3. Behaviour that doesn’t look human
This is where it becomes obvious:
- Users visiting 30+ pages per hour
- Crawling large portions of the site
- Average time on page ≈ 0 seconds
That’s not browsing — that’s automation.
4. Scale relative to site size
The spikes weren’t identical across all clients, but they scaled proportionally:
- Bigger sites → bigger spikes
- Smaller sites → smaller spikes
Which suggests this isn’t random noise — it’s systematic.
What’s actually happening?
All signs point to bot / crawler traffic.
More specifically:
- Automated systems crawling websites at scale
- Likely tied to data scraping, indexing, or AI-related processes
- Increasingly sophisticated, making them harder to filter out by default
This isn’t new — but it is becoming more common and more convincing.
What we’re doing about it
We’re not ignoring it — and we’re definitely not letting it skew reporting.
Here’s how we’re handling it internally:
- Identifying the most reliable signals to isolate this traffic
- Building filters to remove it from reporting
- Rolling out clean vs. unfiltered comparisons in Q4 reports
- Ensuring future reporting reflects real user behaviour only
Because ultimately, inflated traffic numbers mean nothing if they’re not real people.
What you should do
If you’re seeing similar patterns in your own analytics, here are a few practical steps to clean things up.
1. Filter by geography (when appropriate)

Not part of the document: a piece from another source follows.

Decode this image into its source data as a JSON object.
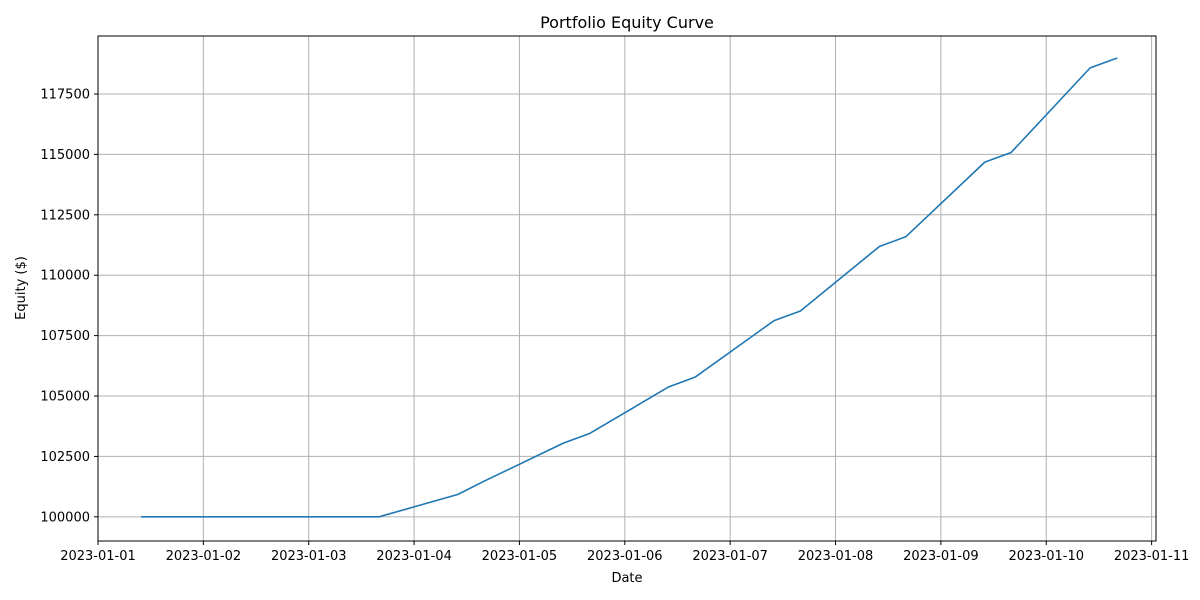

If your business doesn’t operate globally:
- Consider filtering out traffic from regions that are irrelevant
- Especially if spikes are coming from known data center locations
2. Exclude suspicious device signals
Certain environments are more likely to be bots:
- Linux-based systems (commonly used in servers and crawlers)
- Outdated operating systems (e.g. Windows 7 at scale)
That said, be careful — you don’t want to remove legitimate users unintentionally.
3. Build smarter audiences
Instead of only filtering data out, define what good traffic looks like.
For example:
- Exclude users who visit 30+ pages in a day (if unrealistic for your site)
- Include only users with session duration > 15 seconds
Just keep in mind: overly aggressive filters can also remove real users who bounce quickly.
4. Monitor spikes (and question them)
This is probably the most important one:
If something looks off, it probably is.
With the rise of AI-driven crawling and automation, data integrity is no longer guaranteed.
Regularly sense-check:
- Traffic spikes
- Sudden changes in engagement
- Unusual geographic trends
5. Consider infrastructure-level solutions
If this starts affecting performance or costs:
- Tools like Cloudflare Bot Manager can help mitigate traffic at the source
A quick reality check
Even as humans, we’re not always great at proving we’re human.
If you want a reminder, try this: https://www.worldshardestcaptcha.com/
(There’s a decent chance you’ll fail it.)
Our Final thoughts
This isn’t just a one-off issue — it’s part of a bigger shift.
As automation becomes more advanced, analytics platforms are increasingly mixing real users with non-human activity. That means:
- Cleaner data requires more effort
- Blind trust in metrics is risky
- And context matters more than ever
So if your traffic suddenly looks amazing overnight…
take a closer look.